By the time we got to the chicken shack, they’d already gone to bed for the night. “Don’t worry, Chiki Minaj will come out,” I told Todd. Sure enough, she was the only one to come running when she heard the shake of the feed bucket. (I had to come back the next morning to give everyone else their treat.)
Our first snow came as a total surprise. The forecast was for cold, but we woke up to a dusting. I love the farm in the snow, but I’m less enthused when it shows up without warning. If I don’t get a jump on prepping for it—hauling extra hay out making sure the electric fence lines, which are white, are flagged so the animals can see them—I end up having to do a lot of rushed work in the cold and wet, which no one likes!
(In case you’re wondering, this is what it looks like to go throw hay in blowing snow with a baby on your chest. You borrow your partner’s sweatshirt and stretch that sucker over both of you.
Two nights of 13 degree lows meant that Ruth Bader Ginsbird, who chose a terrible time to molt, ended up having to be moved into the house. She’s currently got so few feathers on her hind end, I worried she’d freeze to death in the chicken house.
To help her grow her feathers back, I’ve been giving her a special hard boiled egg each morning for breakfast. (If you’re wondering if it’s okay to let chickens eat eggs, know that the yolk is not, in fact, a baby chick, as many people think. Instead, it is what the baby chick consumes as the fertilized embryo develops.)
With more cold weather in the horizon, I need her feathers to grow back stat! No one likes a bare birdie bottom!
Here’s What I Loved This Week
I love that starting a family means starting new traditions, too. Thanksgiving feasts for all critters is my tradition, but listening to Arlo Guthrie’s classic “Alice’s Restaurant” is Todd’s (made especially important this year by Alice’s passing away). So now it’s our tradition, with Farm Baby bouncing along in his bouncer. What are your beloved (if not super typical) holiday traditions? I’d love to hear them!
My Thanksgiving tradition is also listening to Alice's Restaurant. When I lived in the San Francisco bay area a local radion station, KFOG, played it at noon on Thanksgiving and I would listen as I drove to my brother-in-law's in Sausalito. I moved back to TN in 2011 and listen to it every year now. And I was also surprised by the light snowfall we received.

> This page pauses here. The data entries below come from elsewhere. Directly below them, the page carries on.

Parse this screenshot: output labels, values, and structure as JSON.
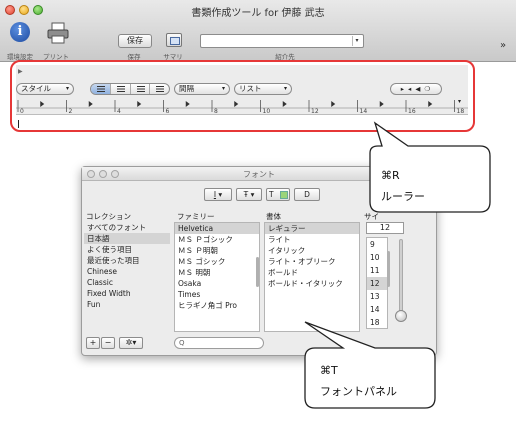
{
  "window": {
    "title": "書類作成ツール for 伊藤 武志",
    "toolbar": {
      "info_icon": "i",
      "save_label": "保存",
      "labels": [
        "環境設定",
        "プリント",
        "保存",
        "サマリ",
        "紹介先"
      ],
      "overflow": "»"
    }
  },
  "ruler": {
    "toggle": "▶",
    "style_select": "スタイル",
    "spacing_select": "間隔",
    "list_select": "リスト",
    "tab_stops": "▸ ◂ ◀ ❍",
    "ticks": [
      "0",
      "2",
      "4",
      "6",
      "8",
      "10",
      "12",
      "14",
      "16",
      "18"
    ]
  },
  "font_panel": {
    "title": "フォント",
    "toolbar": {
      "underline": "I",
      "strike": "Ŧ",
      "text_color": "T",
      "doc_color": "D",
      "arrow": "▾"
    },
    "headers": {
      "collection": "コレクション",
      "family": "ファミリー",
      "typeface": "書体",
      "size": "サイ"
    },
    "collections": [
      "すべてのフォント",
      "日本語",
      "よく使う項目",
      "最近使った項目",
      "Chinese",
      "Classic",
      "Fixed Width",
      "Fun"
    ],
    "selected_collection": 1,
    "families": [
      "Helvetica",
      "ＭＳ Ｐゴシック",
      "ＭＳ Ｐ明朝",
      "ＭＳ ゴシック",
      "ＭＳ 明朝",
      "Osaka",
      "Times",
      "ヒラギノ角ゴ Pro"
    ],
    "selected_family": 0,
    "typefaces": [
      "レギュラー",
      "ライト",
      "イタリック",
      "ライト・オブリーク",
      "ボールド",
      "ボールド・イタリック"
    ],
    "selected_typeface": 0,
    "size_value": "12",
    "sizes": [
      "9",
      "10",
      "11",
      "12",
      "13",
      "14",
      "18"
    ],
    "selected_size": 3,
    "bottom": {
      "add": "+",
      "remove": "−",
      "action": "✲▾",
      "search_icon": "Q"
    }
  },
  "callouts": {
    "ruler": {
      "shortcut": "⌘R",
      "label": "ルーラー"
    },
    "font_panel": {
      "shortcut": "⌘T",
      "label": "フォントパネル"
    }
  },
  "colors": {
    "highlight": "#e63737",
    "swatch": "#9ad47a",
    "selection": "#d4d4d4"
  },
  "icons": [
    "info-icon",
    "printer-icon",
    "summary-icon",
    "chevron-down-icon",
    "search-icon",
    "gear-icon"
  ]
}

My aunt and uncle lived in Great Barrington, near Stockbridge, in the mid sixties. One day he decided to make an illegal u-turn in Stockbridge, received a summons, and went before the blind judge who suspended his license to drive in Massachusetts for a month. My aunt had to drive him to the CT border where he would get in the other car to go to his job. This has always made Alice's Restaurant extra special for me.